Möbelbeschlag nach einem der Ansprüche 1 bis 6, dadurch gekennzeichnet, dass der Möbelbeschlag (5) einen Gewindeabschnitt (26) und ein Stellteil (1 1 ) in Form einer Gewindemutter aufweist, wobei die Gewindemutter durch eine Verdrehung der Werkzeugaufnahme (16) mittels eines Werkzeuges (20a, 20b) entlang des Gewindeabschnittes (26) verstellbar ist.

Möbelbeschlag nach Anspruch 7, dadurch gekennzeichnet, dass die Werkzeugaufnahme (16) zusammen mit dem Gewindeabschnitt (26) einstückig ausgebildet ist.

Möbelbeschlag nach einem der Ansprüche 1 bis 8, dadurch gekennzeichnet, dass der Möbelbeschlag (4) als Möbelantrieb (4a) zum Bewegen von Möbelklappen ausgebildet ist.

0. Möbelbeschlag nach Anspruch 9, dadurch gekennzeichnet, dass der Möbelantrieb (4a) zumindest einen bewegbar gelagerten Stellarm (8) und eine Federvorrichtung (7) zur Kraftbeaufschlagung des zumindest einen Stellarmes (8) aufweist, wobei das Stellteil (1 1 ) durch eine Verdrehung der Werkzeugaufnahme (16) mittels eines Werkzeuges (20a, 20b) relativ zum Gehäuse (5) oder zur Montageplatte (5a) einstellbar ist, sodass die auf den Stellarm (8) wirkende Kraft der Federvorrichtung (7) einstellbar ist. Möbelbeschlag nach einem der Ansprüche 1 bis 8, dadurch gekennzeichnet, dass der Möbelbeschlag (4) als Möbelscharnier (4b) ausgebildet ist.
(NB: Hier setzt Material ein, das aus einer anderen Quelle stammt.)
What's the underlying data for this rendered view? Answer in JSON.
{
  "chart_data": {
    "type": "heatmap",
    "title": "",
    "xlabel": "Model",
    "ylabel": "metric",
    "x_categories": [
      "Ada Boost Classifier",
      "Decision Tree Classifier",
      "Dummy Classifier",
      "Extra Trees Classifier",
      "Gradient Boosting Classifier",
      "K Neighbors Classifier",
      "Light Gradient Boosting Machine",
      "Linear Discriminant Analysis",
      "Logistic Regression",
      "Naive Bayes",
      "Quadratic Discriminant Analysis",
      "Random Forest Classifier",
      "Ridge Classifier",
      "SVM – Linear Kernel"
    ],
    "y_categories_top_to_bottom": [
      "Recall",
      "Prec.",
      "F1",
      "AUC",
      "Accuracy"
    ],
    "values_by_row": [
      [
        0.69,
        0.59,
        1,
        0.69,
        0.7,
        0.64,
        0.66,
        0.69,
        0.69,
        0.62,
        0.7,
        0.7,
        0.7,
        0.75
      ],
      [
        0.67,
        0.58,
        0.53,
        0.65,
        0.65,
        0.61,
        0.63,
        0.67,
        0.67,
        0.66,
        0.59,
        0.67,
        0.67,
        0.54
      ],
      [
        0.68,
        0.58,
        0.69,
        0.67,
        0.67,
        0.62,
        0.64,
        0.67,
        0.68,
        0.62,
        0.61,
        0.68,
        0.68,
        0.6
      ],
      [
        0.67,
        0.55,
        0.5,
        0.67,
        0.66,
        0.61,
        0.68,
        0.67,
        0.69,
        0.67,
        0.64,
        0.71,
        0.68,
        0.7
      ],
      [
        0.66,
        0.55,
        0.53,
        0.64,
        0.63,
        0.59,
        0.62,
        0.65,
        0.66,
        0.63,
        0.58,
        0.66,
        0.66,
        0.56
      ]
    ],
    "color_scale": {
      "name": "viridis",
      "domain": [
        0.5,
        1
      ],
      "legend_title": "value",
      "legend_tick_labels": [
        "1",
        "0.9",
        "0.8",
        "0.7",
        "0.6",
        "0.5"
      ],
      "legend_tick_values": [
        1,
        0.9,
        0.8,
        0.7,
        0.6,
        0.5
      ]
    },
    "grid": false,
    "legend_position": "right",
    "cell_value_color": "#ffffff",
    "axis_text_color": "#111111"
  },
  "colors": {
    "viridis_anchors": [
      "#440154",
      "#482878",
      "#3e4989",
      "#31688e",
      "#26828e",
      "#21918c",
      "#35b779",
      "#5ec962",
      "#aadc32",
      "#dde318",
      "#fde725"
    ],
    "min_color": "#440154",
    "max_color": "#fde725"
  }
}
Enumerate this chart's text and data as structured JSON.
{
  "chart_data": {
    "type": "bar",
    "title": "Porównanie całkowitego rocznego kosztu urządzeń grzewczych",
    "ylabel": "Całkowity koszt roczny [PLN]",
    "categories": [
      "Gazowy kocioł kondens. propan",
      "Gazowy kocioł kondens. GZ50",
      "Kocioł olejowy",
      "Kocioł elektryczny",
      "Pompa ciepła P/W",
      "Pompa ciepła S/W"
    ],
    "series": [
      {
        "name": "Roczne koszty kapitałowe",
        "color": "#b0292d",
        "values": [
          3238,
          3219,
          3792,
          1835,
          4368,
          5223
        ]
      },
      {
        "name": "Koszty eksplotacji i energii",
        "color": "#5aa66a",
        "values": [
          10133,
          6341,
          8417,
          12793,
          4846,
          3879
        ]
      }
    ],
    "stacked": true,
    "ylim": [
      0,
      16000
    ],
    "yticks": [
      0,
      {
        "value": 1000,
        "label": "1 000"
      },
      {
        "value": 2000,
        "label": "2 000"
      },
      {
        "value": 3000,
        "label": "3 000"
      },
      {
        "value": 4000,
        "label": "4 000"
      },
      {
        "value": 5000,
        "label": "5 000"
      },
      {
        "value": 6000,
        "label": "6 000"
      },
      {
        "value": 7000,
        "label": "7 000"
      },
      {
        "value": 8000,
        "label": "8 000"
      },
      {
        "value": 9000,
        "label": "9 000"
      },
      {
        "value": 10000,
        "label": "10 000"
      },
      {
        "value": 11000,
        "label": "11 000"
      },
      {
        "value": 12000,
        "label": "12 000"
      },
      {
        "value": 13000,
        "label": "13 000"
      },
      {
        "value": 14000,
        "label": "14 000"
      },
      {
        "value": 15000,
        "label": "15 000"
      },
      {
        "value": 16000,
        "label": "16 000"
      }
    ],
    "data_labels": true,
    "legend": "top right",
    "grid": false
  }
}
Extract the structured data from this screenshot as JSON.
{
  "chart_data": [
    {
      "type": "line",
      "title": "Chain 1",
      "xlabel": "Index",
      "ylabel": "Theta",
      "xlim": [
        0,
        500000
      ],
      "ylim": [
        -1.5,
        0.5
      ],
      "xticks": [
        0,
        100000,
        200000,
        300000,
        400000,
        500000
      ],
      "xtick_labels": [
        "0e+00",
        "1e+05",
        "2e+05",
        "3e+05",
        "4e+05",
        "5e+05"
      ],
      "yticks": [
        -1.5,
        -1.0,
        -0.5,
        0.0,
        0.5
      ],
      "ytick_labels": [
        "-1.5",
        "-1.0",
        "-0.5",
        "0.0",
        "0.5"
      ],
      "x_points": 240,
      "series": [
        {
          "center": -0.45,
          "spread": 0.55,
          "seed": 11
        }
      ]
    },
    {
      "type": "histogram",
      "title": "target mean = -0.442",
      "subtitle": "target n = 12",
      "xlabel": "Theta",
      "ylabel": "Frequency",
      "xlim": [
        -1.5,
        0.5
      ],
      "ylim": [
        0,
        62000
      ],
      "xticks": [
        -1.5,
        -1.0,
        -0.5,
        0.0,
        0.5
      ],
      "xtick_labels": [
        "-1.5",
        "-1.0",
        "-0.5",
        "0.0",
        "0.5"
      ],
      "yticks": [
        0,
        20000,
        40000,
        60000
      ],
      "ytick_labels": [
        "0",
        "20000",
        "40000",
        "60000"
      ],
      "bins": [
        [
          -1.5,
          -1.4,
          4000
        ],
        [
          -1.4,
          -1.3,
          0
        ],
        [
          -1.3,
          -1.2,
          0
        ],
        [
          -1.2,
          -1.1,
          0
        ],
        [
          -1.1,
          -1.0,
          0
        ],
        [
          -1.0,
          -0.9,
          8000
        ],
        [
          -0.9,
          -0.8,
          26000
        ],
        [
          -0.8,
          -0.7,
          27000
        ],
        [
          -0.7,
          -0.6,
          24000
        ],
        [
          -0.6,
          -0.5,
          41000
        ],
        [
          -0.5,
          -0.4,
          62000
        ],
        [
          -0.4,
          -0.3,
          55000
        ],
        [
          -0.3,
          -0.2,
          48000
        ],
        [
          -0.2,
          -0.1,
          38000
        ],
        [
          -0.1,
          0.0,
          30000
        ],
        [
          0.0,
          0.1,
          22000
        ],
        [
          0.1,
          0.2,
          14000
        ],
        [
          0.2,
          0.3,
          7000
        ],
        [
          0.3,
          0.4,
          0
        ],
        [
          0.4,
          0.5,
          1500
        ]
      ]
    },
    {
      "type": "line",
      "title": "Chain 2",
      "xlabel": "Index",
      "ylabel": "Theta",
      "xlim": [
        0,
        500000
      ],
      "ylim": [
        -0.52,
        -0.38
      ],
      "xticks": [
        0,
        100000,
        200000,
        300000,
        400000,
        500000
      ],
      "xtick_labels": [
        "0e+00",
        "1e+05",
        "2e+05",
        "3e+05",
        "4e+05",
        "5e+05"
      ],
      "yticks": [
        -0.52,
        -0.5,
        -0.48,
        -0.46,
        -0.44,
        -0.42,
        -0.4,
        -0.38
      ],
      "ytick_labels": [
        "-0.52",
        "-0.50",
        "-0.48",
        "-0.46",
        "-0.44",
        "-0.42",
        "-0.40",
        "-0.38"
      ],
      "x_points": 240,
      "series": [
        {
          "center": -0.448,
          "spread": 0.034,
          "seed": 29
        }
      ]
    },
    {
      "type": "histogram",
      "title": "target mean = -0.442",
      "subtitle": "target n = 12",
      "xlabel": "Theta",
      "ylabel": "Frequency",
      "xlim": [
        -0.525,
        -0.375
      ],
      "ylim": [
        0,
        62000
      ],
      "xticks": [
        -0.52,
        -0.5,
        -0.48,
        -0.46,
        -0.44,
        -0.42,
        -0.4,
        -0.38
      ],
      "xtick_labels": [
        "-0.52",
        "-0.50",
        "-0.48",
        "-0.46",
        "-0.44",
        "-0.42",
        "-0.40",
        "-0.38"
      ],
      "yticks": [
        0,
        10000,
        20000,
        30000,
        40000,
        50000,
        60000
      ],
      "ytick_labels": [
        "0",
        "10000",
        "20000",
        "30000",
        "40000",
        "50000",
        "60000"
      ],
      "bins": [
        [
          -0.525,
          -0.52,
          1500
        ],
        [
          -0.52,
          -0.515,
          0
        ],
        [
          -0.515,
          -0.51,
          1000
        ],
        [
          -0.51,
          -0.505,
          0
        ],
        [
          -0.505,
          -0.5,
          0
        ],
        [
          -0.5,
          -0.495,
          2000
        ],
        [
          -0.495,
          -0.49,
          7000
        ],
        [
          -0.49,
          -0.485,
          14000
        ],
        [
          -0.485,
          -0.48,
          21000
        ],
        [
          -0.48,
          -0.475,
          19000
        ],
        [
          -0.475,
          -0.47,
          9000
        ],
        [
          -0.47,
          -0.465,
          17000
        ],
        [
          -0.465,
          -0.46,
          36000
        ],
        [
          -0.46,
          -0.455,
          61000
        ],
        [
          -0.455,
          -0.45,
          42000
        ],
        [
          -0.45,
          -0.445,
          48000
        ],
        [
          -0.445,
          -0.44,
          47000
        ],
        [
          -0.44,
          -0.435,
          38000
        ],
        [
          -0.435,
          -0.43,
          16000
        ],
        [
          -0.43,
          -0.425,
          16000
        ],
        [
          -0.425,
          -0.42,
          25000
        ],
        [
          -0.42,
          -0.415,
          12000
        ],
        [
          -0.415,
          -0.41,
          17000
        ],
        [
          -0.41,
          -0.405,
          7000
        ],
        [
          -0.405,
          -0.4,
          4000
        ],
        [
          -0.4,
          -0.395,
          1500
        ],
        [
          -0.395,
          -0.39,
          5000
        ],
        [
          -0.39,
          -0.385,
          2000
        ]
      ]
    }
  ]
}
Möbelbeschlag nach einem der Ansprüche 1 bis 8, dadurch gekennzeichnet, dass der Möbelbeschlag (4) als Schubladenseitenwand (4c) ausgebildet ist

Möbelbeschlag nach einem der Ansprüche 1 bis 8, dadurch gekennzeichnet, dass der Möbelbeschlag (4) als Halteplatte (4d) für ein Funktionsteil (31 ), vorzugsweise eine Dämpfvorrichtung zum Dämpfen einer Bewegung eines bewegbaren Möbelteiles (3), ausgebildet ist.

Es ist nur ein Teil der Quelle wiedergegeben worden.